The verb’s performance depends on its subject. Because he is this sort of God, he can do what our sentence majors on — ‘restore’. If you recall the psalm, these words form a bridge between how this restoration comes and then what it leads on to. Following the image of the shepherd and the sheep, the restoration is spoken about in terms of ‘green pastures’ and ‘still waters’ (v.2). As God’s people, we ‘shall not want’. He gives us everything that we really need, whatever is good in itself and whatever is best for us in our present circumstances. Green pastures are fresh and tender; still waters are unthreatening and readily drinkable. This is how the shepherd exercises his authority (‘he makes me lie down… he leads me’). All his concern is for the flock that they may be refreshed and renewed in every way, so that he can lead them on ‘in paths of righteousness for his name’s sake’ (v.3b), demonstrating the faithfulness of his character and the dependability of his care.
What is true for the sheep physically is true for us spiritually. It is my ‘soul’ that he restores. That’s a Bible word for my true self, the real me, the heart of my being. So there is no area of my human experience which my shepherd is not committed to refreshing, whether it is my intellect, my emotions, my feelings, my physicality. Deep within, where I make my decisions, where I treasure my affections, where the true well-springs of every part of my life are hidden — this is where the shepherd’s restoring goodness and mercy are to be rediscovered and freshly experienced.

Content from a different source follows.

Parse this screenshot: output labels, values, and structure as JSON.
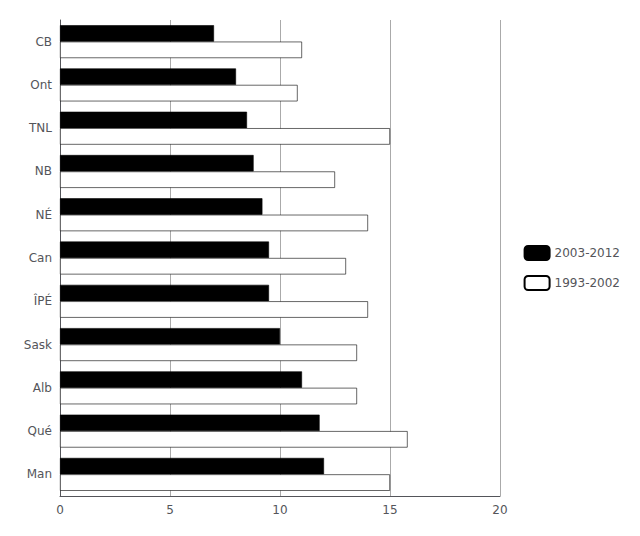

Alignment of heart and will
But look at the verb again — ‘restores’ — because it has a wider range of interpretation. Spiritually, it can mean to gather back, to recover the sheep that has gone astray, and so to restore the wanderer back to its proper position of safety and security within God’s flock and fold. This restoration involves a turning-around and a re-submission to the care of the good shepherd, which is the essence of what we mean by repentance. Indeed, when David tells us in Psalm 19.7 that the perfect law of the LORD revives the soul (same verb), he is teaching us that refreshment and restoration of the soul depend on an alignment of our hearts and wills with God’s will, as it is revealed in his word. The two ideas inter-connect. Real refreshment and renewal in body and mind stem from revival of the spirit. All the blessings of this life are pointers towards the greater spiritual blessings of the eternal kingdom, which transcend the ‘valley of the shadow of death’ (v.4) and bring us to the heavenly banquet (v.5).
It’s a great discipleship prayer for the holiday season. ‘Lord, my shepherd, restore my soul.’ As I have a few precious days to step off the carousel of my every day pressures, give me the physical rest and mental renewal which I need. But, above all, Lord, win my heart back from any tendency it has to wandering. Refresh me in the depths of my inner being. Deepen my discipleship. Help me to enjoy all your provision, all your gifts and benefits; but, above all, come to me yourself in all your refreshing, life-giving love and power, to shape me more and more into the person Jesus died to make me, so that when the holiday breaks are over I come back to the life of everyday with my energies renewed because my soul has been restored.
David Jackman is the past President of the Proclamation Trust.